ACP YPN works across three inter-linked pillars: trade and agriculture, environment and climate change education and employment, and the three cross-cutting themes of youth entrepreneurship, women and gender equality, and digital inclusion and innovation. ACP YPN has opened up new spaces for young people to directly connect with members of the EU and ACP parliaments since launching the Youth Forum of the ACP-EU Joint Parliamentary Assemblies in June 2016 and as the only youth network at the EU’s Economic & Social Committee. In particular, ACP YPN partners with COLEACP and CTA – the two leading institutions working on agriculture in the EU-ACP framework – to ensure the issue of ‘youth and agriculture’ is adequately addressed.
This issue has been the fruit of a joint collaboration, led by two young women from CTA and ACP YPN. We have identified three categories of women for this issue that we term, the ‘enablers’, the ‘users’ and ‘women leading ICT driven businesses’.
For the ‘women leading in ICT-driven business’, we feature two contributions. We catch up with Naledi Magowe, co-founder and CMO, Brastorne Enterprises, and former CTA AgriHack winner, whose mAgri platform in Botswana is set to go regional in the coming months. As one of the few female drone-pilots, Rose Funja’s contribution shows how she is travelling to new frontiers in order to get women trained and equipped in STEM subjects in both rural and academic contexts via her start-up, Agrinfo.
Secondly, we feature three examples of ‘users’ who benefit from technological tools and applications in their farmers’ initiatives.
Ezinne Merianchris Emeana’s contribution shows how agro-ecology and tech can be combined and explains its benefits for women farmers in Nigeria.

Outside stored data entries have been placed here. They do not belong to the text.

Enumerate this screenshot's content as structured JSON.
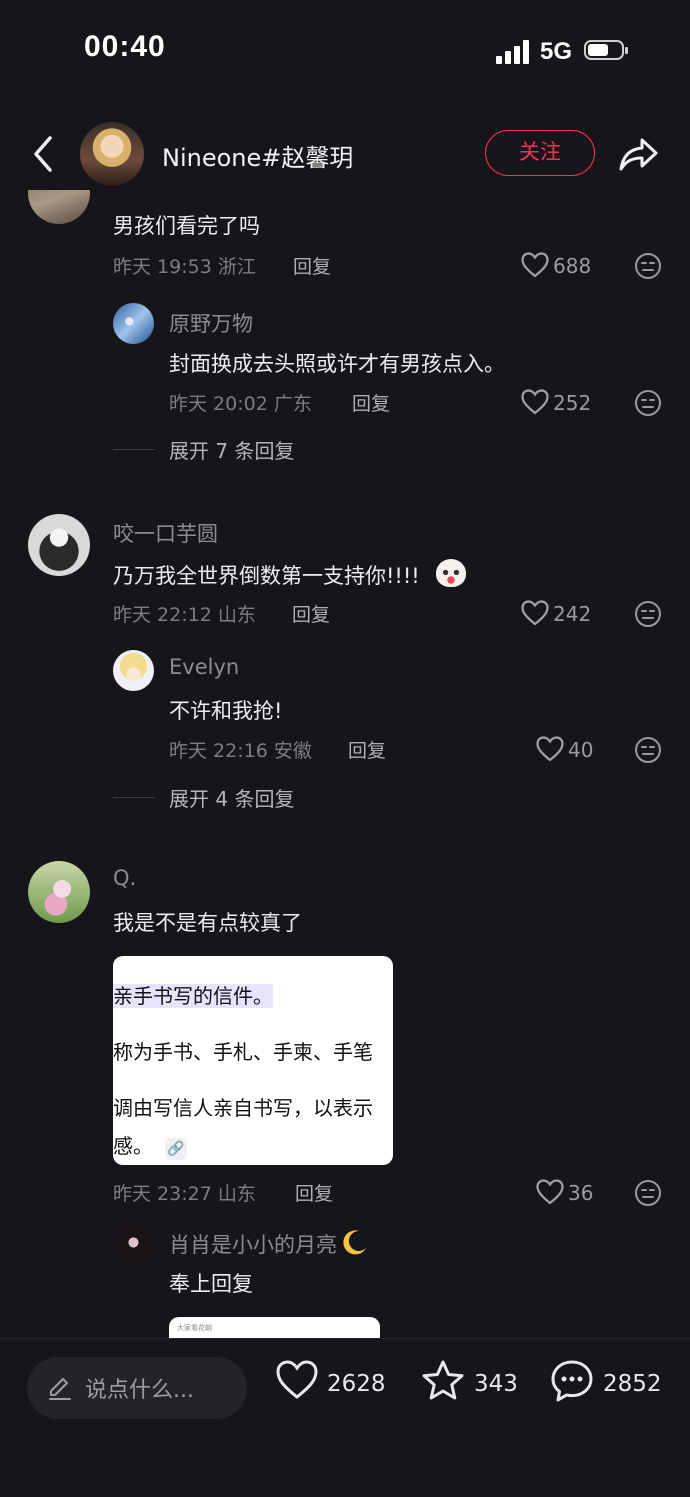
{
  "status_bar": {
    "time": "00:40",
    "network": "5G"
  },
  "header": {
    "username": "Nineone#赵馨玥",
    "follow_label": "关注"
  },
  "comments": [
    {
      "text": "男孩们看完了吗",
      "time": "昨天 19:53 浙江",
      "reply_label": "回复",
      "likes": "688",
      "replies": [
        {
          "name": "原野万物",
          "text": "封面换成去头照或许才有男孩点入。",
          "time": "昨天 20:02 广东",
          "reply_label": "回复",
          "likes": "252"
        }
      ],
      "expand_label": "展开 7 条回复"
    },
    {
      "name": "咬一口芋圆",
      "text": "乃万我全世界倒数第一支持你!!!!",
      "time": "昨天 22:12 山东",
      "reply_label": "回复",
      "likes": "242",
      "replies": [
        {
          "name": "Evelyn",
          "text": "不许和我抢!",
          "time": "昨天 22:16 安徽",
          "reply_label": "回复",
          "likes": "40"
        }
      ],
      "expand_label": "展开 4 条回复"
    },
    {
      "name": "Q.",
      "text": "我是不是有点较真了",
      "image_lines": [
        "亲手书写的信件。",
        "称为手书、手札、手柬、手笔",
        "调由写信人亲自书写，以表示",
        "感。"
      ],
      "time": "昨天 23:27 山东",
      "reply_label": "回复",
      "likes": "36",
      "replies": [
        {
          "name": "肖肖是小小的月亮",
          "text": "奉上回复",
          "image_caption": "大家看花朝"
        }
      ]
    }
  ],
  "bottom_bar": {
    "input_placeholder": "说点什么...",
    "likes": "2628",
    "favorites": "343",
    "comments": "2852"
  },
  "colors": {
    "background": "#16161a",
    "accent": "#ff2d55"
  }
}
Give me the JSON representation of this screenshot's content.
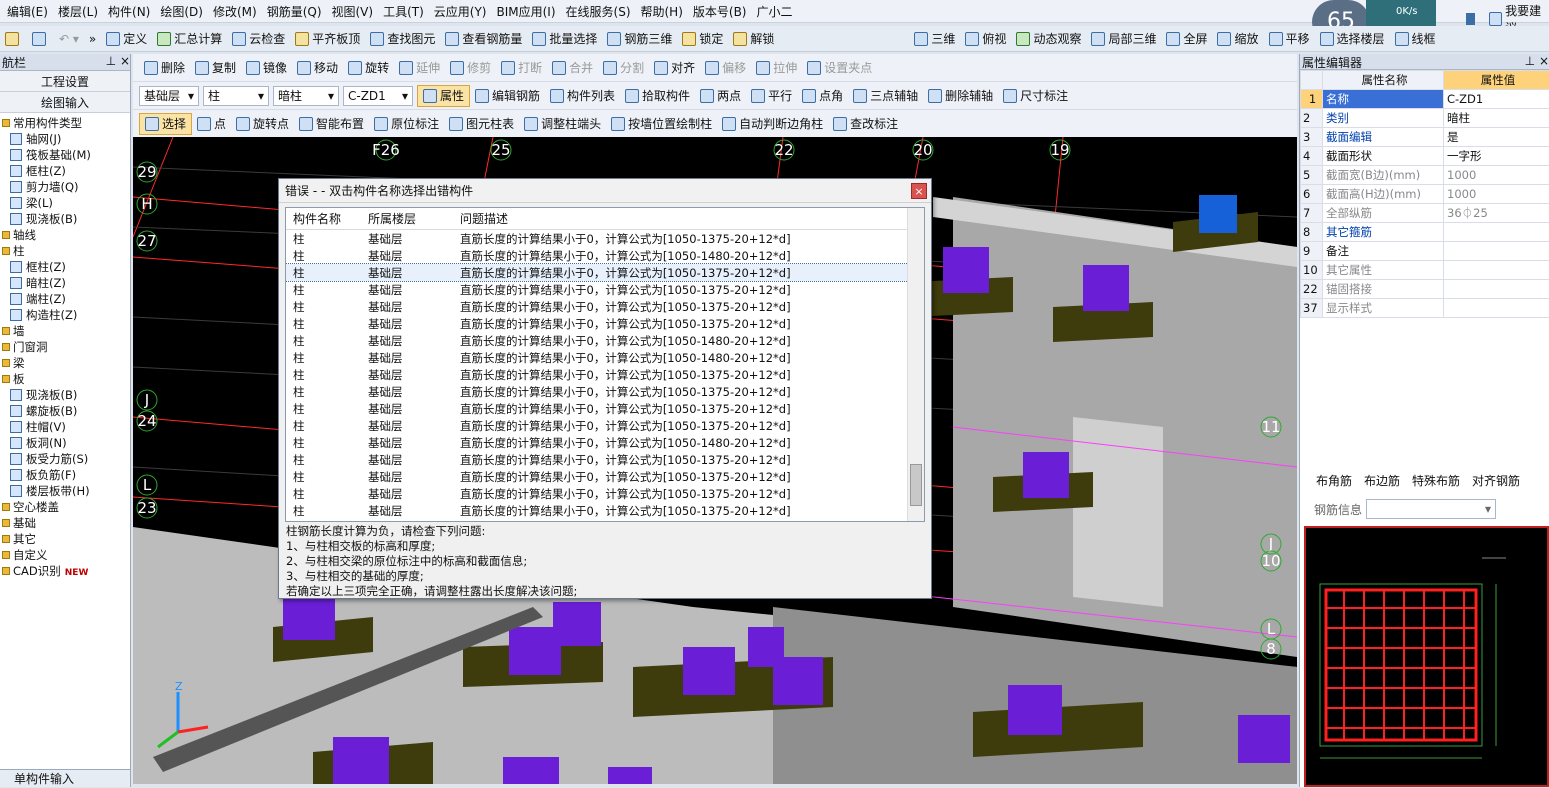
{
  "menu": [
    "编辑(E)",
    "楼层(L)",
    "构件(N)",
    "绘图(D)",
    "修改(M)",
    "钢筋量(Q)",
    "视图(V)",
    "工具(T)",
    "云应用(Y)",
    "BIM应用(I)",
    "在线服务(S)",
    "帮助(H)",
    "版本号(B)",
    "广小二"
  ],
  "toolbar1": [
    "定义",
    "汇总计算",
    "云检查",
    "平齐板顶",
    "查找图元",
    "查看钢筋量",
    "批量选择",
    "钢筋三维",
    "锁定",
    "解锁",
    "三维",
    "俯视",
    "动态观察",
    "局部三维",
    "全屏",
    "缩放",
    "平移",
    "选择楼层",
    "线框"
  ],
  "netmonitor": {
    "percent": "65",
    "up": "0K/s",
    "down": "0.4K/s",
    "btn": "传"
  },
  "topright": "我要建议",
  "nav": {
    "title": "航栏",
    "btn1": "工程设置",
    "btn2": "绘图输入",
    "bottom": "单构件输入",
    "tree": [
      {
        "label": "常用构件类型",
        "lvl": "l1",
        "fold": true
      },
      {
        "label": "轴网(J)",
        "lvl": "l2"
      },
      {
        "label": "筏板基础(M)",
        "lvl": "l2"
      },
      {
        "label": "框柱(Z)",
        "lvl": "l2"
      },
      {
        "label": "剪力墙(Q)",
        "lvl": "l2"
      },
      {
        "label": "梁(L)",
        "lvl": "l2"
      },
      {
        "label": "现浇板(B)",
        "lvl": "l2"
      },
      {
        "label": "轴线",
        "lvl": "l1",
        "fold": true
      },
      {
        "label": "柱",
        "lvl": "l1",
        "fold": true
      },
      {
        "label": "框柱(Z)",
        "lvl": "l2"
      },
      {
        "label": "暗柱(Z)",
        "lvl": "l2"
      },
      {
        "label": "端柱(Z)",
        "lvl": "l2"
      },
      {
        "label": "构造柱(Z)",
        "lvl": "l2"
      },
      {
        "label": "墙",
        "lvl": "l1",
        "fold": true
      },
      {
        "label": "门窗洞",
        "lvl": "l1",
        "fold": true
      },
      {
        "label": "梁",
        "lvl": "l1",
        "fold": true
      },
      {
        "label": "板",
        "lvl": "l1",
        "fold": true
      },
      {
        "label": "现浇板(B)",
        "lvl": "l2"
      },
      {
        "label": "螺旋板(B)",
        "lvl": "l2"
      },
      {
        "label": "柱帽(V)",
        "lvl": "l2"
      },
      {
        "label": "板洞(N)",
        "lvl": "l2"
      },
      {
        "label": "板受力筋(S)",
        "lvl": "l2"
      },
      {
        "label": "板负筋(F)",
        "lvl": "l2"
      },
      {
        "label": "楼层板带(H)",
        "lvl": "l2"
      },
      {
        "label": "空心楼盖",
        "lvl": "l1",
        "fold": true
      },
      {
        "label": "基础",
        "lvl": "l1",
        "fold": true
      },
      {
        "label": "其它",
        "lvl": "l1",
        "fold": true
      },
      {
        "label": "自定义",
        "lvl": "l1",
        "fold": true
      },
      {
        "label": "CAD识别",
        "lvl": "l1",
        "fold": true
      }
    ],
    "new_badge": "NEW"
  },
  "edit_tools": [
    "删除",
    "复制",
    "镜像",
    "移动",
    "旋转",
    "延伸",
    "修剪",
    "打断",
    "合并",
    "分割",
    "对齐",
    "偏移",
    "拉伸",
    "设置夹点"
  ],
  "combos": {
    "floor": "基础层",
    "type": "柱",
    "sub": "暗柱",
    "name": "C-ZD1"
  },
  "row2tools": [
    "属性",
    "编辑钢筋",
    "构件列表",
    "拾取构件",
    "两点",
    "平行",
    "点角",
    "三点辅轴",
    "删除辅轴",
    "尺寸标注"
  ],
  "row3tools": [
    "选择",
    "点",
    "旋转点",
    "智能布置",
    "原位标注",
    "图元柱表",
    "调整柱端头",
    "按墙位置绘制柱",
    "自动判断边角柱",
    "查改标注"
  ],
  "axes_labels": [
    "F26",
    "25",
    "22",
    "20",
    "19",
    "29",
    "H",
    "27",
    "J",
    "24",
    "L",
    "23",
    "11",
    "J",
    "10",
    "L",
    "8"
  ],
  "dialog": {
    "title": "错误 - - 双击构件名称选择出错构件",
    "headers": [
      "构件名称",
      "所属楼层",
      "问题描述"
    ],
    "rows": [
      [
        "柱",
        "基础层",
        "直筋长度的计算结果小于0，计算公式为[1050-1375-20+12*d]"
      ],
      [
        "柱",
        "基础层",
        "直筋长度的计算结果小于0，计算公式为[1050-1480-20+12*d]"
      ],
      [
        "柱",
        "基础层",
        "直筋长度的计算结果小于0，计算公式为[1050-1375-20+12*d]"
      ],
      [
        "柱",
        "基础层",
        "直筋长度的计算结果小于0，计算公式为[1050-1375-20+12*d]"
      ],
      [
        "柱",
        "基础层",
        "直筋长度的计算结果小于0，计算公式为[1050-1375-20+12*d]"
      ],
      [
        "柱",
        "基础层",
        "直筋长度的计算结果小于0，计算公式为[1050-1375-20+12*d]"
      ],
      [
        "柱",
        "基础层",
        "直筋长度的计算结果小于0，计算公式为[1050-1480-20+12*d]"
      ],
      [
        "柱",
        "基础层",
        "直筋长度的计算结果小于0，计算公式为[1050-1480-20+12*d]"
      ],
      [
        "柱",
        "基础层",
        "直筋长度的计算结果小于0，计算公式为[1050-1375-20+12*d]"
      ],
      [
        "柱",
        "基础层",
        "直筋长度的计算结果小于0，计算公式为[1050-1375-20+12*d]"
      ],
      [
        "柱",
        "基础层",
        "直筋长度的计算结果小于0，计算公式为[1050-1375-20+12*d]"
      ],
      [
        "柱",
        "基础层",
        "直筋长度的计算结果小于0，计算公式为[1050-1375-20+12*d]"
      ],
      [
        "柱",
        "基础层",
        "直筋长度的计算结果小于0，计算公式为[1050-1480-20+12*d]"
      ],
      [
        "柱",
        "基础层",
        "直筋长度的计算结果小于0，计算公式为[1050-1375-20+12*d]"
      ],
      [
        "柱",
        "基础层",
        "直筋长度的计算结果小于0，计算公式为[1050-1375-20+12*d]"
      ],
      [
        "柱",
        "基础层",
        "直筋长度的计算结果小于0，计算公式为[1050-1375-20+12*d]"
      ],
      [
        "柱",
        "基础层",
        "直筋长度的计算结果小于0，计算公式为[1050-1375-20+12*d]"
      ]
    ],
    "selected_index": 2,
    "hint": [
      "柱钢筋长度计算为负，请检查下列问题:",
      "1、与柱相交板的标高和厚度;",
      "2、与柱相交梁的原位标注中的标高和截面信息;",
      "3、与柱相交的基础的厚度;",
      "若确定以上三项完全正确，请调整柱露出长度解决该问题;"
    ]
  },
  "props": {
    "title": "属性编辑器",
    "col_name": "属性名称",
    "col_value": "属性值",
    "rows": [
      {
        "n": "1",
        "name": "名称",
        "value": "C-ZD1",
        "style": "selr"
      },
      {
        "n": "2",
        "name": "类别",
        "value": "暗柱",
        "style": "blue"
      },
      {
        "n": "3",
        "name": "截面编辑",
        "value": "是",
        "style": "blue"
      },
      {
        "n": "4",
        "name": "截面形状",
        "value": "一字形",
        "style": ""
      },
      {
        "n": "5",
        "name": "截面宽(B边)(mm)",
        "value": "1000",
        "style": "gray"
      },
      {
        "n": "6",
        "name": "截面高(H边)(mm)",
        "value": "1000",
        "style": "gray"
      },
      {
        "n": "7",
        "name": "全部纵筋",
        "value": "36⏀25",
        "style": "gray"
      },
      {
        "n": "8",
        "name": "其它箍筋",
        "value": "",
        "style": "blue"
      },
      {
        "n": "9",
        "name": "备注",
        "value": "",
        "style": ""
      },
      {
        "n": "10",
        "name": "其它属性",
        "value": "",
        "style": "gray"
      },
      {
        "n": "22",
        "name": "锚固搭接",
        "value": "",
        "style": "gray"
      },
      {
        "n": "37",
        "name": "显示样式",
        "value": "",
        "style": "gray"
      }
    ]
  },
  "rebar_tabs": [
    "布角筋",
    "布边筋",
    "特殊布筋",
    "对齐钢筋"
  ],
  "rebar_info_label": "钢筋信息",
  "colors": {
    "purple": "#6a1fd6",
    "pad": "#3e3c0c",
    "slab": "#a8a8a8",
    "axis": "#ff2a2a",
    "magenta": "#ff3cff"
  }
}
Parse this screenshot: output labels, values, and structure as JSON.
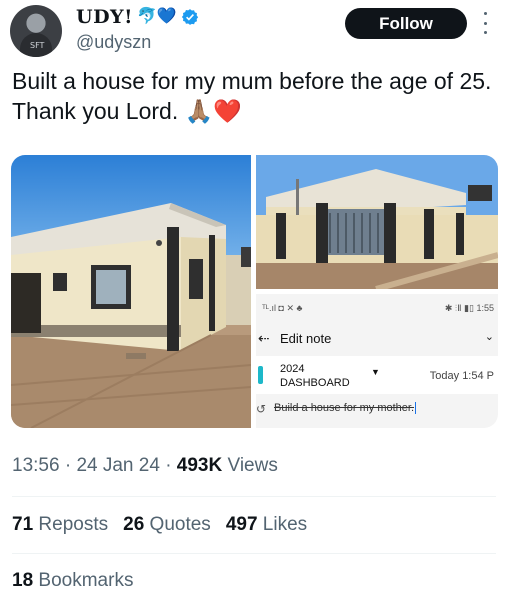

Although remotely located on the Samoan island of Savai’i, Gillian Stewart’s work at Women in Business shows how ICT applications can boost income and improve livelihoods of even the most distant farmers’ community. The contribution from Keithlin Caroo shows how her initiative to set-up ‘Helen’s Daughters’ in St. Lucia is linking the tourism and agriculture sectors through innovative tech tools in order to benefit female farmers.
Thirdly, we feature the ‘enablers’ who use the power of their networks to empower women farmer’s use of ICTs and its linkage to policy.
Dr. Dorothy Okello, Chairperson, Women of Uganda Network (WOUGNET) provides an insight into how a number of targeted women-farmer initiatives and multi-stakeholder partnerships boost income and productivity. Fatma Ben Rejeb, CEO, Pan-African Farmers’ Organisation gave us an exclusive interview on the Integrated Rural Development Strategy of the organisation and explains how rural women are fully involved within it. Lastly, Ana Brandusescu with her colleague, Nnenna Nwakanma from the Web Foundation, and their partners, provide key insights into a ‘closed data culture’ in their recent report on ‘Is open data working for women in Africa?’.
Overall, the contributions in this issue aim to give stakeholders an overview of some of the most innovative and change-making examples of gender-targeted agricultural initiatives which harness the opportunities of digitalisation and contribute to tackling the divide impacting ‘women-rural-digital’ developments in agriculture.